The summer was waging a hot war in his body and in his neighborhood. He felt that his tissues and his muscles connected him somehow to the world alive and dead beyond him—a notion he could feel in his bones. He imagined the heat of the LA Riots (he remembered, falsely, an August explosion). He was drenched in sweat because the earth and every living thing upon it had grown suddenly overheated.
…But we didn’t get to—we were given normalcy instead. At first, maybe, it hurt a little—there was a little jealousy—but nonetheless we retreated quietly to suburban lives and pretended to believe in the world our labor was building. We pretended so long we began, actually, to believe in it.
He stared at a little cup full of jewelry—dangling over the edge were several pair of earrings he had bought for her. The first time he bought her earrings she thought it was really sweet. So he kept buying earrings—like some one-hit-wonder desperately attempting to repeat a winning formula. But his subsequent attempts managed, rather, to merely dull even the initial effort. Her mother bought her earrings, too. As did her friends. These days she mostly wore the earrings Kelly had bought for her. His dangled, night after night, from the edge of a little cup. He had more fingerprints on the cup than she did. He was the one who twirled it around and pondered its contents on restless nights when he should have been working.
Now our celebrities are mangled and horrified caricatures—desperate for recognition as art. We no longer even want to be them, though sometimes we feel we need to be them to escape the pain of every other option.
It was so hot he considered dying. Though he considered that in the cold, too. And then, when the weather was bland—especially then—he’d think what’s the point? If you could put thoughts of death in a cup, it’d be so muddied with his fingerprints you’d hardly recognize it anymore. Nonetheless, he’d never kill himself. He knew that much. He twirled his keys again.

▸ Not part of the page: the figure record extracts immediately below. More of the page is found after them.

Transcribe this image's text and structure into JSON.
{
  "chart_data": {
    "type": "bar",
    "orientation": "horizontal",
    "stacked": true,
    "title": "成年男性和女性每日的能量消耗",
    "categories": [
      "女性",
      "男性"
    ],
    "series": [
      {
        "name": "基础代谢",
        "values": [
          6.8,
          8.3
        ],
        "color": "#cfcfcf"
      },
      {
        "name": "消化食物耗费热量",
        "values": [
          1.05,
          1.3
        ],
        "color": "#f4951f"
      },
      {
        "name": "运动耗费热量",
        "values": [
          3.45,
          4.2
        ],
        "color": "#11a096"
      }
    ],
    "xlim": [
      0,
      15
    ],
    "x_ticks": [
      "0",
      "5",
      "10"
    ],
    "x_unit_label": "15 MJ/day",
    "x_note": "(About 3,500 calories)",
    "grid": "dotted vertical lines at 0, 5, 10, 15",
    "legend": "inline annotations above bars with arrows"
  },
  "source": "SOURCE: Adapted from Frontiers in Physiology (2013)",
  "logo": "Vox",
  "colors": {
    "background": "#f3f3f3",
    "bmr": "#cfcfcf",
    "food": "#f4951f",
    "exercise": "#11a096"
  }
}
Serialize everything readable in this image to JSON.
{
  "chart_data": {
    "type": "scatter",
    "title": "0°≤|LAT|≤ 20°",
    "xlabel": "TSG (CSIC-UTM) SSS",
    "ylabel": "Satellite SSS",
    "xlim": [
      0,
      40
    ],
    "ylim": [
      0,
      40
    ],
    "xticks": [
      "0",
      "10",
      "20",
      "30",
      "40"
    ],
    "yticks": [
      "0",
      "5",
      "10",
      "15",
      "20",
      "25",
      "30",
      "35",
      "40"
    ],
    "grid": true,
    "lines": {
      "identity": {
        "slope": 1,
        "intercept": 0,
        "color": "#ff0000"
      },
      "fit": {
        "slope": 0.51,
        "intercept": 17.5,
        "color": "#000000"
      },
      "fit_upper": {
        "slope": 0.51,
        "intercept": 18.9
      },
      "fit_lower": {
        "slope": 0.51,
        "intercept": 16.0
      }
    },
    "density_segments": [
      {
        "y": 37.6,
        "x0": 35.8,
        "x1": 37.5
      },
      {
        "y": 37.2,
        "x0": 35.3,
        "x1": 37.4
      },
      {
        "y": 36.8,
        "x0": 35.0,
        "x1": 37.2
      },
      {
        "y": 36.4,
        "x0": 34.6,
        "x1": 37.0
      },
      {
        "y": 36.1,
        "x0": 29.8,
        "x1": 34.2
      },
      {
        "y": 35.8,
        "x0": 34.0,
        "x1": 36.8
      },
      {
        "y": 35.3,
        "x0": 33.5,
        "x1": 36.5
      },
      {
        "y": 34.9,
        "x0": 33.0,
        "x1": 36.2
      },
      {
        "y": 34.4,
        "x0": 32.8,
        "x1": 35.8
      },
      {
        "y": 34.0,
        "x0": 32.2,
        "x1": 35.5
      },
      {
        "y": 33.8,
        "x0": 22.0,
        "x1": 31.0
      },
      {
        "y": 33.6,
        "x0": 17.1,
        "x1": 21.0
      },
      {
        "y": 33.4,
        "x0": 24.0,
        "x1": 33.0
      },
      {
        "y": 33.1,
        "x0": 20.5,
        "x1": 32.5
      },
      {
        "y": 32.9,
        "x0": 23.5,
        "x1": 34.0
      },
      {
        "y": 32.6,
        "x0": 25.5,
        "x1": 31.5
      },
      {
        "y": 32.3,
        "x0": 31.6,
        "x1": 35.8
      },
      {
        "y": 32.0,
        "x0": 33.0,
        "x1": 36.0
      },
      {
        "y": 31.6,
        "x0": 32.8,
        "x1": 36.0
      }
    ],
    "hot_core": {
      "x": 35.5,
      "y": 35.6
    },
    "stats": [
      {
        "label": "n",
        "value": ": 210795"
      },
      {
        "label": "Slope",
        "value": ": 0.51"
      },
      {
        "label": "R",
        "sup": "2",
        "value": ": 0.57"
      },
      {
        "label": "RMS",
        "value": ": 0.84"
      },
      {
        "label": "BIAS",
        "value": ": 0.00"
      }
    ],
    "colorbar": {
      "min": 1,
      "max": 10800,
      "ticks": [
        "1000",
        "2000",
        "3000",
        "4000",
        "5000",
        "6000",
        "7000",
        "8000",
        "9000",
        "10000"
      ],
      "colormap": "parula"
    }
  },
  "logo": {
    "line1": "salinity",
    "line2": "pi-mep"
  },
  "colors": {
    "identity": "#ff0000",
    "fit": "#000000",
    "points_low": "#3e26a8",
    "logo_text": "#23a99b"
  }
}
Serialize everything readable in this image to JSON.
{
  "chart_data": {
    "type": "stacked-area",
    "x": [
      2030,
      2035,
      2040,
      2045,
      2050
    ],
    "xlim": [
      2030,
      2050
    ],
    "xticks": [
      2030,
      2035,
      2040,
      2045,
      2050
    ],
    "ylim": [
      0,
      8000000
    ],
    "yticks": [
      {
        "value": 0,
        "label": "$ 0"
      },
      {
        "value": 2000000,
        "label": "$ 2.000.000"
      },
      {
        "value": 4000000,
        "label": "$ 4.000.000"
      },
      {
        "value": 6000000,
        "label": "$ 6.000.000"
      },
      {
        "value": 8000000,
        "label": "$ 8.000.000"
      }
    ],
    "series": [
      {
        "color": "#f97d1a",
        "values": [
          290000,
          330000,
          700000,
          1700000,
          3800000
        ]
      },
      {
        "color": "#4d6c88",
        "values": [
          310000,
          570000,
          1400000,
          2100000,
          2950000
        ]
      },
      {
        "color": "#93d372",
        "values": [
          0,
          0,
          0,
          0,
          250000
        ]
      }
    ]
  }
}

Our sheer numbers provide the promise that some of us will make it but the guarantee that most of us won’t. When he was young and stupid he couldn’t stand the thought of anonymity. Now he wished for its purest form—the kind which would mean his literal nonexistence. He pondered mental illness—whether or not such a thing exists the way they describe it in magazines. Was it just bad chemicals?
Terrified, we are hauled kicking and screaming to suburban hospitals instead of homes. We’ll get out later and shoot our neighbors. They always just say “that guy was crazy” ‘cause they’re scared to admit they’ve considered the very thing over hijacked parking spaces or bad brushes with customer service. Another place he was certain he would never go, but not afraid to admit he understood. Our celebrities, too, will kill themselves and their neighbors—their escape from ordinary lives testimony to the fact that it is not our normalcy which has become intolerable, but our modern rotten humanity itself.
            He cranked the AC—a crappy little window unit. It buzzed and farted like his gassy old neighbor wrestling a yellow jacket over a can of warm soda, but it wasn’t going to help with the heat. A lot of things in this world make a great deal of noise, but few can truly improve upon the weather. He turned on his favorite record—it doesn’t matter which one, just pick your favorite and pretend it was that. The vinyl popped and hissed (or maybe it buzzed and farted). He cranked the volume—as loud as it would go.
He set the keys down on the table and walked outside—locking the door behind him.